(Carcanet 2016; pbk £7.99)
It is a striking image – that of Jan Van Brock’s engraving “Woman in hunting dress” – which adorns the cover of Belfast-born poet Adam Crothers’ debut collection. Behind the elegant, shotgun-carrying woman, a pair of deer sits placidly on a moonlit night. Only on looking closer do you notice the folds etched into the background and realise that the woman in red is walking past some kind of folding screen. Crothers’ poetry too has a way of inviting you in with the familiar, only for it to change into something altogether more unsettling.
A glance at some of the 70 titles, hint at some the games being played. “Deadication”, “Animal Testing, Testing” and “Just Dropped In (To see what condition the Human Condition was in)” are clearly not the work of someone who takes themselves too seriously. Yet a very definite attentiveness to form –poems constructed from series of couplets feature prominently – and inventive use of rhyme (how about “birds sing” and “worsening”) show a poet very deliberate in their craft. The poems are steeped in culture both high and low, with references to Tennyson, Robert Herrick, Robert Frost, Barrack Obama, Kanye West, Austin Powers and the musical Grease scatter-gunned throughout. Crothers also shows great delight in taking stock phrases and clichés and running with them, often to interesting effect. The opening poem “My Usual Flair” tells us:
…when in a roman
I do as girls do…
It then proclaims:
Now let the sins of the son be visited upon the father. Every son,
But my father specifically.
But while I found myself smiling and nodding, I did start to find the relentless pace of the poems little wearing. In the first of three sections in the book, Crothers often seems determined to cram as much into a couplet as he can, which can also be hit and miss. Another criticism I might have made is qualified by the fact that the poet himself describes his poems as “quite self-aware”, contradicting and undermining themselves “in a way that reflects, I hope, the inner workings of the human mind.” The poem “Matthew” is a good example of this, declaring:
I can tell you that I am very well informed. I write no sonnets;
do not attempt to second-guess me. For ‘no sonnets’ read ‘one sonnet’[.]
I have to admit though, that I did find the metatextual, poetic self-awareness, all washed down with lashings irony, just a little overdone.
The poems in the second section seem not to be trying as hard, and as a result, they achieve more. “Cradle Song” is gently evocative as if we are discovering senses for the first time:
You would taste tamarind, and you would know
The leathery cool of whiskey, the give
Of a door opened correctly[.]
The poem “Resounding Success” is wistful about a failure to restring a guitar even as the narrator’s seduction succeeds. “From in here” is a very visceral description of a painter and his work. “On balance” borrows a metaphor about a young boy’s singing voice from another Cambridge University poet and develops it, to great effect.
Crothers is a poet who clearly loves the sound of words and has great awareness of the sensations that they can evoke.
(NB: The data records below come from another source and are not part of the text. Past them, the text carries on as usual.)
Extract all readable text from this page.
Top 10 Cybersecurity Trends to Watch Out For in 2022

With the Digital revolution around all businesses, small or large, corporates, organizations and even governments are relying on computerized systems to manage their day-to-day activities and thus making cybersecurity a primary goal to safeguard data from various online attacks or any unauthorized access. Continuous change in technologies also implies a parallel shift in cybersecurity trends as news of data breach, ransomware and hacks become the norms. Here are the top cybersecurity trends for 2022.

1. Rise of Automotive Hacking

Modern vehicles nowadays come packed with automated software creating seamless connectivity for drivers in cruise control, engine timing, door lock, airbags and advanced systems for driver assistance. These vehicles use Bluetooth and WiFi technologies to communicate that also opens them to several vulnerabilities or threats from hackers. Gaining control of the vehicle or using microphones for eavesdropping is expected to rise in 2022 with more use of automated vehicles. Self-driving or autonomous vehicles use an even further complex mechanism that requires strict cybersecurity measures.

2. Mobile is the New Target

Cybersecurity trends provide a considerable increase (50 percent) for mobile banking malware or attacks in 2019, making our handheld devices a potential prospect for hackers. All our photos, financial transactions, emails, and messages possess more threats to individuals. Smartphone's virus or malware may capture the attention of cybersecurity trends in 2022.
I imagine that hearing him read from his work would be an intense experience, as some of them feel positively incantatory. His irreverence is backed up by a thorough grounding in his art. It is difficult not to smile at a poem “Down the Ringing Grooves”, written “after Tennyson”, kicking off with the Kanye: “I aint saying she’s a bonedigger”. But in the end, I felt that I was not always seeing what lies behind the cleverness, the strangeness and the layers of irony. And perhaps that is the point.